Excursión

20081026202110-copia-de-pa250047.jpgAmanece; el cielo está despejado, la ciudad se empieza a desperezar. Pasamos por Biescas y se nota mucho movimiento. Vemos un cartel anunciando la Feria de otoño. Llegamos a la Pradera de Ordesa y casi está  al completo; coches, autocares, gentes, familias, mayores, niños,  e incluso montañeros con sus grandes mochilas dispuestos a pasar la noche en algún refugio.
Hay algún charco y el suelo es una inmensa alfombra de hojas de tonos pardos brillantes. Los primeros árboles que vemos ya casi no tienen hoja. Iniciamos la marcha  por el camino hacia la Cola de Caballo y la primera parte casi tenemos que ir como en procesión, unos detrás de otros y sin poder adelantar.

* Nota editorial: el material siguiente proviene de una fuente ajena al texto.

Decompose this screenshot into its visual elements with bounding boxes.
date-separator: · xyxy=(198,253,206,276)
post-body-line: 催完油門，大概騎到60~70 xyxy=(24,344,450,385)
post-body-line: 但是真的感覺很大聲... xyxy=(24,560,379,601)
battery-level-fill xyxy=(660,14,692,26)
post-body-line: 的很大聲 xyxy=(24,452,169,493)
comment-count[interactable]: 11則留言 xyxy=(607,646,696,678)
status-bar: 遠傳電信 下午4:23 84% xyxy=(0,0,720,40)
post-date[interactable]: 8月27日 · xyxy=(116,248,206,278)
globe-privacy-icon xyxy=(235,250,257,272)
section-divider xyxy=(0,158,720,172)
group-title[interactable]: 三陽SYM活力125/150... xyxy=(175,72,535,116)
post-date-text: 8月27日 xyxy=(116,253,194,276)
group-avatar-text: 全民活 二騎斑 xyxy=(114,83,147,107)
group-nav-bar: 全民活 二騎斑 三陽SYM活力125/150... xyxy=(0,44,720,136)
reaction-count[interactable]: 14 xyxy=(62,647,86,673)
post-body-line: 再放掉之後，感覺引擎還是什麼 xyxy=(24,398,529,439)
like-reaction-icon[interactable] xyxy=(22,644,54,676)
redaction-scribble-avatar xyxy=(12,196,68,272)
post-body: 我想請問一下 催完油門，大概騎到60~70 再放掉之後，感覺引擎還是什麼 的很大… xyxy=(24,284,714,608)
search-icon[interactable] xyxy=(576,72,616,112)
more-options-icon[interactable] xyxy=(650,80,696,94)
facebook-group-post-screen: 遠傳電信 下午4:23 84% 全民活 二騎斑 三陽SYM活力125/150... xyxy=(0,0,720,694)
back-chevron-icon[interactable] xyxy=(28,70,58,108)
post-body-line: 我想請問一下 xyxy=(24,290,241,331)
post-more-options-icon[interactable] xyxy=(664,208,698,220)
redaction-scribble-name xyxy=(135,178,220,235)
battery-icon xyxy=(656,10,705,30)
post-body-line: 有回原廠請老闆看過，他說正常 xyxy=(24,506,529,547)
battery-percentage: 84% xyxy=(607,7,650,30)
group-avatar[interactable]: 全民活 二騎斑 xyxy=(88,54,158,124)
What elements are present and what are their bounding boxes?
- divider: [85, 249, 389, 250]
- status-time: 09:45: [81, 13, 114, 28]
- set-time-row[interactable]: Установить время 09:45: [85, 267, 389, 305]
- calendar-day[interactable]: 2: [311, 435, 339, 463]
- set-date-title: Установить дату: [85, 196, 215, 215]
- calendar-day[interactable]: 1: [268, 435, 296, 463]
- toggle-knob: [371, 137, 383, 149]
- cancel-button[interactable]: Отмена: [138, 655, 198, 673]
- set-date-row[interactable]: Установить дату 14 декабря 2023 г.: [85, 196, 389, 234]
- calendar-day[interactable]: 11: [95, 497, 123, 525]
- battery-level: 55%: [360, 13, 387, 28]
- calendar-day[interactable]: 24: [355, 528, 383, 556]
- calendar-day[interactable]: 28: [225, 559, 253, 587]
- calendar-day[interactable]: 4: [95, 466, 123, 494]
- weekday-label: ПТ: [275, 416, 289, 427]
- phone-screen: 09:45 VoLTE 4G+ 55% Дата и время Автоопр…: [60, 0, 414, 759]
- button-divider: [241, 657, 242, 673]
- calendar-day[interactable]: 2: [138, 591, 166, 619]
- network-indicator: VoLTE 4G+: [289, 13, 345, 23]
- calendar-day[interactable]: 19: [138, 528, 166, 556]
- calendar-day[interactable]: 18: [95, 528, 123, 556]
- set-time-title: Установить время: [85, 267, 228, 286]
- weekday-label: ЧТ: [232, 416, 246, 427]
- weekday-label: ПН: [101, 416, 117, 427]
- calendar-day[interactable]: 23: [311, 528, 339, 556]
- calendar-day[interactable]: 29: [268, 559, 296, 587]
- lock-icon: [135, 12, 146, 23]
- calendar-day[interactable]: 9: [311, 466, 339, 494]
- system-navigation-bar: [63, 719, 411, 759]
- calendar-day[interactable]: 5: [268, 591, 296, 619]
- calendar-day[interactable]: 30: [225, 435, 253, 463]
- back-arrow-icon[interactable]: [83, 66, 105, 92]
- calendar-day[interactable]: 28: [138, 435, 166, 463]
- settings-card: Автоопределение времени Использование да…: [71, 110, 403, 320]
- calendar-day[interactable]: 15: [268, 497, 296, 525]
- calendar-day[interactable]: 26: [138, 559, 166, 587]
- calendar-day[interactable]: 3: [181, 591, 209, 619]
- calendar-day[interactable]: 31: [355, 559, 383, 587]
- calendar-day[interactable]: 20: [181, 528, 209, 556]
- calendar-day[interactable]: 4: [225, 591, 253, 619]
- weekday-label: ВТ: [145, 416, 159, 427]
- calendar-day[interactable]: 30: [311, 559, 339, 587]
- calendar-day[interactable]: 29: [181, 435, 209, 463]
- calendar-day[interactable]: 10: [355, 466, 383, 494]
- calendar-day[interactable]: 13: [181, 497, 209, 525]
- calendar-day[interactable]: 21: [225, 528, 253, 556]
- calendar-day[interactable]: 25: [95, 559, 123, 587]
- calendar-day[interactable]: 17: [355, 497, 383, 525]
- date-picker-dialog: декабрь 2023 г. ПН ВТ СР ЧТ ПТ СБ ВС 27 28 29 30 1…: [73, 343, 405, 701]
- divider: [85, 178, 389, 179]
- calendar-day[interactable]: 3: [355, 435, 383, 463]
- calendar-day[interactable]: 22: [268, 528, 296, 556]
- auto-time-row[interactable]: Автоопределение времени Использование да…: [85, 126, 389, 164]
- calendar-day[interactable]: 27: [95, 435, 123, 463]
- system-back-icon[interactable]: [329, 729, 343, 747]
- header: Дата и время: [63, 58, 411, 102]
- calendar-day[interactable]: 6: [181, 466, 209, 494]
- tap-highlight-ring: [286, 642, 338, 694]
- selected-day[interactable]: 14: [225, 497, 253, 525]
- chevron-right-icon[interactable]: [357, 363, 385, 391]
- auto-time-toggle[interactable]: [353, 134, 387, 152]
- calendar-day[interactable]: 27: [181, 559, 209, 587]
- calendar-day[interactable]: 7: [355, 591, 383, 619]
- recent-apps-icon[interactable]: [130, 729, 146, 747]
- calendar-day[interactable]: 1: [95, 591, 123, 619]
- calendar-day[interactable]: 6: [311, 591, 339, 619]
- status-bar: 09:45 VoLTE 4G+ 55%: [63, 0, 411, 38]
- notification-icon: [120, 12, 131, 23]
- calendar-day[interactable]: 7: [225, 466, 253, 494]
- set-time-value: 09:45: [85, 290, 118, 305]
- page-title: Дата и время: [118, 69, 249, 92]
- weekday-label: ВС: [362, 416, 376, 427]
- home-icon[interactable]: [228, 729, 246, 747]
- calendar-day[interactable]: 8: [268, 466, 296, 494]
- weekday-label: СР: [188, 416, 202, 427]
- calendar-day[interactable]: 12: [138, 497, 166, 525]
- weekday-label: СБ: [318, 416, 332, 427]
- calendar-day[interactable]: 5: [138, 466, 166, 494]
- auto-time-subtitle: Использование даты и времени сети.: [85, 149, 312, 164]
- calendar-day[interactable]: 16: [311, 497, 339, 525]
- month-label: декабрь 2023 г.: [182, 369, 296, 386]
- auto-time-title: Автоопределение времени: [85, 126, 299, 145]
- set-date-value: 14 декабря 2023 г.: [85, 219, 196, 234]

Luego se van dispersando o quedando y  vamos permaneciendo algunos menos.
Pasamos por espacios de gran luminosidad; el sol, que está en todo su esplendor se cuela por las ramas, ya sin hojas,  y va  dejando en el suelo espacios claros alargados como tiras, zonas que contrastan con la oscuridad brillante de las pardas hojas húmedas  depositadas a miles. Hay otros  momentos, el sol se ha quedado detrás de la inmensa pared de la cara norte, que predominan las áreas de umbría, con una cierta oscuridad.
Poco a poco, sin prisa, deteniéndonos en cada  recoveco para intentar hacer la foto que recoja la hermosura del territorio, ascendemos el camino que serpea.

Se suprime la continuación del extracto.